Comme il l’avait déjà annoncé, le leader de l’opposition voulait que la séance de vendredi soit exclusivement consacrée à un examen de la situation du Covid avec le nombre de morts qui augmente et débattre des solutions à appliquer pour mieux faire face à la situation et surtout rassurer la population. C’est dans cette perspective que Xavier Duval avait fait l’impasse sur la tranche de la Private Notice Question.

Il est venu à la place avec une motion demandant que ce soit le Covid qui fasse l’objet des délibérations de ce vendredi mais le Premier ministre y a formellement objecté. Devant cette décision du Leader of the House, tous les parlementaires de l’opposition, PTr, MMM, PMSD et Nando Bodha ont effectué un walk-out pour aller se retrouver dans la rue et tenir une conférence de presse conjointe.

Les travaux se sont poursuivis ce vendredi après-midi avec l’intervention de Mahen Seeruttun sur le Criminal Code (Amendment) Bill, toujours sur son ton habituel de la dictée avant que le Premier ministre adjoint Steve Obeegadoo ne fasse un petit cours d’histoire de la lutte pour les Chagos et de décréter que le “Parti travailliste a toujours été sur la défensive sur ce dossier”.

C’est lors du résumé des débats sur le Criminal Code (Amendment) Bill qui vise à interdire toute référence erronée à la souveraineté de Maurice sur les Chagos  que les incidents sont survenus entre Pravind Jugnauth et Paul Bérenger culminant avec l’expulsion de ce dernier.

Une fois le texte voté, Pravind Jugnauth a présenté son IBA (Amendment) Bill en justifiant la nécessité de revisiter une loi qui n’a pas beaucoup changé depuis son introduction en 2000. Pour lui, le texte est conforme à ce qui se pratique à l’international.

Après ce discours d’introduction, une longue liste d’intervenants avec une majorité de l’opposition d’attaque pour dénoncer les véritables desseins du MSM, qui sont de contrôler les radios, une démarche qui intervient après la modification des lois sur les réseaux sociaux pour, là aussi, décourager ceux qui seraient trop critiques des décisions gouvernementales.

C’est le leader de l’opposition qui a donné le coup d’envoi des débats en déplorant que ce soit une loi  qui vise à  restreindre la liberté des radios privées et que ce soit ça qui est actuellement la priorité du gouvernement alors que les morts du Covid augmentent et que l’angoisse a gagné l’ensemble de la population.

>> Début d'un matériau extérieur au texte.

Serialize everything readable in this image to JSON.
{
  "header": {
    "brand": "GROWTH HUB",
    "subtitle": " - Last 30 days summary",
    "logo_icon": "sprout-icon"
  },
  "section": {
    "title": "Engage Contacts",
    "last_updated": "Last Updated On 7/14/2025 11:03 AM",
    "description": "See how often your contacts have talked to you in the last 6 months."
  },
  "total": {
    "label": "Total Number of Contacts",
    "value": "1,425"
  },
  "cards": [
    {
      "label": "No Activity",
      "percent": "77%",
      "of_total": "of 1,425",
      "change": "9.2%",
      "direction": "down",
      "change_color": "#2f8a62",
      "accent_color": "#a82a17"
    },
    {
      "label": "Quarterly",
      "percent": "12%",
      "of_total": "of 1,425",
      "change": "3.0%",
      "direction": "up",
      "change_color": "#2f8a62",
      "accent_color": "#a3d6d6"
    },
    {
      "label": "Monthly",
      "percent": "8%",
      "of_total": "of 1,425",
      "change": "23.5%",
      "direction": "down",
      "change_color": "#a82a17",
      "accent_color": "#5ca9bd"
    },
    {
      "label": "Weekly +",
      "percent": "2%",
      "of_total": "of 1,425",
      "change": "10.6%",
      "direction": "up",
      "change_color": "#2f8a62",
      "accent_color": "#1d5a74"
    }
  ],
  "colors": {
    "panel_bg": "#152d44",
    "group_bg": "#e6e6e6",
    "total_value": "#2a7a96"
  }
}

S’il n’y avait pas de restriction de mouvement en raison de la pandémie, des milliers de Mauriciens auraient été dans la rue pour protester contre cette loi, a déclaré Xavier Duval. C’est Reza Uteem qui est ensuite intervenu pour dénoncer les provisions de la nouvelle loi et conclure que si le gouvernement ne veut pas entendre les critiques, il n’a qu’à “aret fané” et, s’il ne peut cesser de déconner, il doit alors “lev paké ale!”

Pour leur donner la réplique un ministre des Sports Stéphane Toussaint, très peu inspiré qui a tâtonné et cherché en vain des arguments pour convaincre. A part d’observer que l’opposition ne “va pas dans le profond” du texte, rien de bien solide pour défendre ces amendements contestés.

Pas étonnant que sa prestation ait aussitôt été ridiculisée par le flamboyant Shakeel Mohamed qui a relevé que le premier ministre à donner la réplique à l’opposition a fait preuve de tant de légèreté en parlant de “freedom ici freedom la bas” tandis que ceux qui ont une formation légale dans les rangs de la majorité comme Ivan Collendavelloo, Alan Ganoo, Steve Obeegadoo et Sudesh Callychurn jouent aux abonnés absents et qu’ils ont choisi de ne pas participer aux débats.

Il y a des clauses fondamentales qui touchent à la Constitution et à la liberté d’expression.  Pourquoi ils ne s’expriment pas ? Est-ce parce qu’ils ne croient pas dans ce IBA (Amendment) Bill? s’est demandé le député travailliste.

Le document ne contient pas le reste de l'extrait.